Um imigrante argelino que viveu a vida inteira na França está sentado em frente a um oficial de imigração. Ele quer, depois dessa décadas todas vivendo como um francês – e ele se considera, para todos os efeitos, um francês, afirmando que na Argélia ele é mais estrangeiro do que na França – a cidadania de lá. As perguntas começam mais inocentes, sobre conhecimentos gerais sobre o país da liberdade, igualdade e fraternidade,mas, aos poucos, elas vão ganhando contornos mais confrontativos, que colocam em dúvida a idoneidade do pretendente à cidadania. O crescente número de detalhes pedidos, a forma como eles são pedidos e as implicações que determinadas perguntas deixam no ar começam a irritar o entrevistado, algo perfeitamente compreensível e uma situação kafkiana clássica começa a ser erigida. Se as respostas não satisfizerem o entrevistador, o pretendente pode ser até deportado da França, apesar de sempre ter vivido por lá e, aos poucos, a realidade dos imigrantes vai sendo descortinada.

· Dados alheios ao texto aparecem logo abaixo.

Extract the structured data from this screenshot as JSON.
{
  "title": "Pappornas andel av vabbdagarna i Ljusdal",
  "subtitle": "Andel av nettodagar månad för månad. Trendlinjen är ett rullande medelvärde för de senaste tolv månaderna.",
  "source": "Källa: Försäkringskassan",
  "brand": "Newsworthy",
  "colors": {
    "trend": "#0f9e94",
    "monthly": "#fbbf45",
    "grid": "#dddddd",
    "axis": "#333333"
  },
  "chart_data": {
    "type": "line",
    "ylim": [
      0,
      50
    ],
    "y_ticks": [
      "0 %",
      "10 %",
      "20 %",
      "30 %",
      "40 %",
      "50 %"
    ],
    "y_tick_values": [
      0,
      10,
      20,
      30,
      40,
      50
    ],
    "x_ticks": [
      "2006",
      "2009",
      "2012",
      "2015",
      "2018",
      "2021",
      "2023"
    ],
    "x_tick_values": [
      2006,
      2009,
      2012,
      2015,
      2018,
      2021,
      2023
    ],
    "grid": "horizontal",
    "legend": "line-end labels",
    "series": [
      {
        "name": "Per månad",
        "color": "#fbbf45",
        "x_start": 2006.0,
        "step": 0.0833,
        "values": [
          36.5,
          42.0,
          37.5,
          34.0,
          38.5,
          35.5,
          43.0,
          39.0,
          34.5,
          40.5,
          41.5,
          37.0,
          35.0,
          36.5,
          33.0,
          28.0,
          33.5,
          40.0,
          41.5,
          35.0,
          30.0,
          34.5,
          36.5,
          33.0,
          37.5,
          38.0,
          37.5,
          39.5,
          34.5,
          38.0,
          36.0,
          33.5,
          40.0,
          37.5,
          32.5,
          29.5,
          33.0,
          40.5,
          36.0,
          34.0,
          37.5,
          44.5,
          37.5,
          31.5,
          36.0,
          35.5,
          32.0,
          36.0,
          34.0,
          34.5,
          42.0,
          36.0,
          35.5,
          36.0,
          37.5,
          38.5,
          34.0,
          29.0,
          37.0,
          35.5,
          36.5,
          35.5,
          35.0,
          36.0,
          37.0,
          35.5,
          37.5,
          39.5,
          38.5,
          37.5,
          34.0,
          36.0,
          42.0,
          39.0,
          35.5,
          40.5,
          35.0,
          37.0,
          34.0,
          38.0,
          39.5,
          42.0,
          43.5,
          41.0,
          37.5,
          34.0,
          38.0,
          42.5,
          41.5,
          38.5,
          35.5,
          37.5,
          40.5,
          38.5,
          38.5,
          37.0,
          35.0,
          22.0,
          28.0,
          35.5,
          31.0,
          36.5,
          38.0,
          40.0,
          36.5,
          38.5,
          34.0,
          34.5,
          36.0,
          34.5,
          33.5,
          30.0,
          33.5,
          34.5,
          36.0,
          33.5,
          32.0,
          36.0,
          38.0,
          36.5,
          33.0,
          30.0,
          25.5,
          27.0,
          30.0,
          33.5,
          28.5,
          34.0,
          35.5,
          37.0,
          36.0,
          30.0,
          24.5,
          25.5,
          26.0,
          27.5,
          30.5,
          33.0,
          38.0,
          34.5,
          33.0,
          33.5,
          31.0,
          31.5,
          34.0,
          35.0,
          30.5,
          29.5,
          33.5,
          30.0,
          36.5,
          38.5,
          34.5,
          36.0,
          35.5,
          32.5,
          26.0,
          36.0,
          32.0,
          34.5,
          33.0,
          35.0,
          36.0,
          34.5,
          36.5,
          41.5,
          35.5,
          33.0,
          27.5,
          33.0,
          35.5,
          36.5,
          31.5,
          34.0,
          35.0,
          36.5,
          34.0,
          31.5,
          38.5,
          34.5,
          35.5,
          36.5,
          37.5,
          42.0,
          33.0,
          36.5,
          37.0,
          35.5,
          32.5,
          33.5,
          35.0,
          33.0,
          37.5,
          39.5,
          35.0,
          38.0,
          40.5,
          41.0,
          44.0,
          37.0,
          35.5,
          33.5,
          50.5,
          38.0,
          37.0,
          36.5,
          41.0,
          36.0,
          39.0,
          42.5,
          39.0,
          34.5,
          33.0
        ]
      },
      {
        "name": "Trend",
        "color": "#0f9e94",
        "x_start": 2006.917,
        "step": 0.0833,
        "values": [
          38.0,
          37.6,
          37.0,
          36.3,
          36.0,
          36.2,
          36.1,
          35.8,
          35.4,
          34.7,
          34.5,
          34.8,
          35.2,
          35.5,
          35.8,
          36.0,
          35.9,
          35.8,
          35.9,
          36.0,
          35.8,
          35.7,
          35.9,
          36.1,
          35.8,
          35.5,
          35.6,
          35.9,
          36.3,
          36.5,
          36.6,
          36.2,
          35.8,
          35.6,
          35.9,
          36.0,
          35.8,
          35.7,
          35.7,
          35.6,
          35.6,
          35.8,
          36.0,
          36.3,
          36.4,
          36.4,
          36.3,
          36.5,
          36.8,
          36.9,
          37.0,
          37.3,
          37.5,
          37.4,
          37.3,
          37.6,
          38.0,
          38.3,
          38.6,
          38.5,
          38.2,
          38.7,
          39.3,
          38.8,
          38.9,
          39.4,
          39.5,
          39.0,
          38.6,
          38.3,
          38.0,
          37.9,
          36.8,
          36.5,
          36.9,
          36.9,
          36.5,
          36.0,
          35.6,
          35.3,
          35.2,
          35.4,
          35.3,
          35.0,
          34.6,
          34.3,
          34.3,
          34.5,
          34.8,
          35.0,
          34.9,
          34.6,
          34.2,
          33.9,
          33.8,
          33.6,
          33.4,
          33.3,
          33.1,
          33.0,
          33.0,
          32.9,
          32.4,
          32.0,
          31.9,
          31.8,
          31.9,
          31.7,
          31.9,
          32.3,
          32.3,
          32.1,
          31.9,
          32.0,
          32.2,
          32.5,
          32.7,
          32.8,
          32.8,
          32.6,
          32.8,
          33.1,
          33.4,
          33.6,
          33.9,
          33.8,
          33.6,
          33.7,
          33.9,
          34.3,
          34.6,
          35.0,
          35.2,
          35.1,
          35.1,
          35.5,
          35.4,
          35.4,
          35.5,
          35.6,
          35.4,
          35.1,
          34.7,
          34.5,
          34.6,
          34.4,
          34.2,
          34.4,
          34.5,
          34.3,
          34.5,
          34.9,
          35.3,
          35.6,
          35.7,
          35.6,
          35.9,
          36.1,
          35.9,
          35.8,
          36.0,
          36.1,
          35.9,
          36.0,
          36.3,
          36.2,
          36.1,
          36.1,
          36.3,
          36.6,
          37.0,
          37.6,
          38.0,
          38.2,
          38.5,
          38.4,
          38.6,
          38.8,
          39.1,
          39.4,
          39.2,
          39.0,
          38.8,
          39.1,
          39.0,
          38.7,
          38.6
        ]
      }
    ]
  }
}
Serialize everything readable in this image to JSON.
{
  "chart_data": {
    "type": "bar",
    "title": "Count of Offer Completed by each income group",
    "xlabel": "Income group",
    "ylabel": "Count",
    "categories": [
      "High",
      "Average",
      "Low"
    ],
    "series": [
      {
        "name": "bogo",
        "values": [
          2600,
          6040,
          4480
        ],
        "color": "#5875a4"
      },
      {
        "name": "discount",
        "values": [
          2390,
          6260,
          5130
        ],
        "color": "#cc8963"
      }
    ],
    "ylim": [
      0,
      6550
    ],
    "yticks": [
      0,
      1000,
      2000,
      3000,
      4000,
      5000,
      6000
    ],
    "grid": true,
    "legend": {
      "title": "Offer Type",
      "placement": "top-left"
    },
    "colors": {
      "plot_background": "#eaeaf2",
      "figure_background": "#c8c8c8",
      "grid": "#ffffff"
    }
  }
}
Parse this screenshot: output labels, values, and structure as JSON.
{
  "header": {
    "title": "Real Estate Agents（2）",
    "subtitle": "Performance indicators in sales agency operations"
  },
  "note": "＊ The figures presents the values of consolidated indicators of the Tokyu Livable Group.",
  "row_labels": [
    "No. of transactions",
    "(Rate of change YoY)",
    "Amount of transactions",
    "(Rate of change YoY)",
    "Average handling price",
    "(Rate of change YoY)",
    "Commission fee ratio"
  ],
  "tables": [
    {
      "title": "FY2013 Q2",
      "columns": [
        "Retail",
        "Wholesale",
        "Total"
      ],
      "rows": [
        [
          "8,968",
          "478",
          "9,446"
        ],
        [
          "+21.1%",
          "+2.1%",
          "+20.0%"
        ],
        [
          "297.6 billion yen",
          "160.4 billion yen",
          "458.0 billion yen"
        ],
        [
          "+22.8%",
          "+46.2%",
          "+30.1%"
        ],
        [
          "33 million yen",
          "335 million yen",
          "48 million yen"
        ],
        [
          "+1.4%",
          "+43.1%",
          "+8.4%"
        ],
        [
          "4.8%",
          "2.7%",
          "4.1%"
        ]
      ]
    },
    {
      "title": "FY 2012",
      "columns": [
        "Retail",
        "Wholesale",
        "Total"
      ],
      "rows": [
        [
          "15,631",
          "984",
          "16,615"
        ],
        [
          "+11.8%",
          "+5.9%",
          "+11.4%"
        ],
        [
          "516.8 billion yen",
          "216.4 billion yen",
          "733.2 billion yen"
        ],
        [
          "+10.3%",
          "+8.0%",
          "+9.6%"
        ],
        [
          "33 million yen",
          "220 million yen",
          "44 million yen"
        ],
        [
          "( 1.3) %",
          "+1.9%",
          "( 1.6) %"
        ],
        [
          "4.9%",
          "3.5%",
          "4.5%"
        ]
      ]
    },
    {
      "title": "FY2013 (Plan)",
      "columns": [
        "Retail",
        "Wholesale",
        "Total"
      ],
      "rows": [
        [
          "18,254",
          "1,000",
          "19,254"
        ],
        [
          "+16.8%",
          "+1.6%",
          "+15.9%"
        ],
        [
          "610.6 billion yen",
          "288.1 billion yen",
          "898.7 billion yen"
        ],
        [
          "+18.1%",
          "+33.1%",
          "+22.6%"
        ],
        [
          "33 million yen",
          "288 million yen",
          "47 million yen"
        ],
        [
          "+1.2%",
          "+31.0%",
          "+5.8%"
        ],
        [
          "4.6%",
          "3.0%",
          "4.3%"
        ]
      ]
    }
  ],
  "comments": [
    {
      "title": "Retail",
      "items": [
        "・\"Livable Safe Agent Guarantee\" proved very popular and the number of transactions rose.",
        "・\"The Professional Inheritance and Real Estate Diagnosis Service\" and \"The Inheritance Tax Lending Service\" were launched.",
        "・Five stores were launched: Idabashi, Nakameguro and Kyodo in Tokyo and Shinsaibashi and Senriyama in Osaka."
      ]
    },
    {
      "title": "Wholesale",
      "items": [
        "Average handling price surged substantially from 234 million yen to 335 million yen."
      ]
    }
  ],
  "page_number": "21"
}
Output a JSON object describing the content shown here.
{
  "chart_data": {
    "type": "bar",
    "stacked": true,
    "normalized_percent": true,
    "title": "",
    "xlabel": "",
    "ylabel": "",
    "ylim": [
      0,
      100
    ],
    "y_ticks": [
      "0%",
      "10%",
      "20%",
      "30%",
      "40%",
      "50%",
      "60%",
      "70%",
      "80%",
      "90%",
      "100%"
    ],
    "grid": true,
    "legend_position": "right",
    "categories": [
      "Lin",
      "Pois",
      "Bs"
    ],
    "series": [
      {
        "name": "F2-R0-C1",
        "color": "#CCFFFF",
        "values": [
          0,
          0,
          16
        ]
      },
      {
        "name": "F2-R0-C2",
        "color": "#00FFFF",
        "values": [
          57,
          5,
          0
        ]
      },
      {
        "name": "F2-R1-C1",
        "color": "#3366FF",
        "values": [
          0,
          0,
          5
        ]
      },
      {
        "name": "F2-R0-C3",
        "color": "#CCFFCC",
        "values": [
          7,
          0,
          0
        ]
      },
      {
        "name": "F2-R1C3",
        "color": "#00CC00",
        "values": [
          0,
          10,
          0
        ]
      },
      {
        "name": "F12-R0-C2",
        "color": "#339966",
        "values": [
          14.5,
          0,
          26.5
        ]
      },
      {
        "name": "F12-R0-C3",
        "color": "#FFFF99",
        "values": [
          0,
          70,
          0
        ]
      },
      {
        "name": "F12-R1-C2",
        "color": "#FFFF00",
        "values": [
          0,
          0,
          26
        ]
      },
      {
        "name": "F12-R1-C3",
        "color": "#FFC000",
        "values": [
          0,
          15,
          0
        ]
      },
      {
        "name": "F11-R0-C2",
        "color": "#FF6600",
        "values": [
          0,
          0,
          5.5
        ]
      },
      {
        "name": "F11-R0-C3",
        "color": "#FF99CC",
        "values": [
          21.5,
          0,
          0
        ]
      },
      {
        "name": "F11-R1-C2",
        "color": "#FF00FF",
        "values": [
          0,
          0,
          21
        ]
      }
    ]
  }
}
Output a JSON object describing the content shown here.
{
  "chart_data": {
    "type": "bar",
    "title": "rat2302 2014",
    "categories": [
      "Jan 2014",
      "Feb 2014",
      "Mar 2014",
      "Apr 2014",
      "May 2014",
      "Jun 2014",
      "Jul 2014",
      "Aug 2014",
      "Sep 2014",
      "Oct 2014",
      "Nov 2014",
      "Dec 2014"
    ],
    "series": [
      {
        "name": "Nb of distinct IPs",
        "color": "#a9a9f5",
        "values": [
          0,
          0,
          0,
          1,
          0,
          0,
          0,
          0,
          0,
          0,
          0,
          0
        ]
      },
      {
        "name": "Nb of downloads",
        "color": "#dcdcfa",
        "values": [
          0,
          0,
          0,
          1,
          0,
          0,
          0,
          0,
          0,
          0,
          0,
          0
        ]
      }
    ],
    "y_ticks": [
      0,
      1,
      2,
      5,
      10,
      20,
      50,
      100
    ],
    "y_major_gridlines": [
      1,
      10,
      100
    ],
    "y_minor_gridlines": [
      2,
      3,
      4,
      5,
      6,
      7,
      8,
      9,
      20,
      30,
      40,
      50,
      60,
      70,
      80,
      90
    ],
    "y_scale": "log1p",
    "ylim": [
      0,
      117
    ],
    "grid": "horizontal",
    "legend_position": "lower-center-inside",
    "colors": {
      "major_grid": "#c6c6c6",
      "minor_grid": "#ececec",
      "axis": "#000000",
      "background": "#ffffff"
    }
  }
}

A beleza do filme é que ele foge de conclusões apressadas. O pretendente, vivido por Hassam Ghancy, é um homem culto, um professor que fala francês fluente e que consegue nomear não um ou dois, mas todos os rios que cruzam a França. Não se trata, portanto, de alguém que desesperadamente precisa fugir para a França, vindo de um país em guerra, mas se o tipo de pergunta dirigido a ele é assim, belicoso, imaginem aos recém-chegados que provavelmente nem francês falam? Por outro lado, o entrevistador, vivido por Najib Oudghiri, está também cumprindo sua função. É bastante razoável, considerando-se os gravíssimos atentados dos radicais islâmicos na França, que as perguntas sejam mesmo duras e tendentes a forçar o entrevistado a desequilibrar-se. Apesar do viés do documentário ser de condenação a esse tipo de atitude, não consigo deixar de enxergar o outro lado que quase que naturalmente precisa condenar a maioria por atos cometidos por uma minoria capaz de dirigir caminhões em alta velocidade para atropelar gente na rua às dezenas. Portanto, a proverbial faca, aqui, corta para os dois lados e Azzazi consegue magistralmente nos levar de um lado ao outro com segurança e fazendo pouquíssimo uso de sequências fora da sala de entrevistas. Os dois atores, também, convencem firmemente o espectador, notadamente as mudanças de humor de Ghancy e seu personagem, que começa leve e alegre e termina literalmente em frangalhos.
Ennemis Intérieurs é uma obra simples, mas conduzida com maestria e que faz o espectador pensar sobre os dois lados da moeda. Nem sempre perguntas tem respostas fáceis e não será simples para ninguém simplesmente aplaudir um lado e condenar o outro.
Direção: Selim Azzazi
Roteiro: Selim Azzazi
Elenco: Hassam Ghancy, Najib Oudghiri, Stéphane Perrichon, Nasser Azazi, Amine Brossier
Duração: 27 min.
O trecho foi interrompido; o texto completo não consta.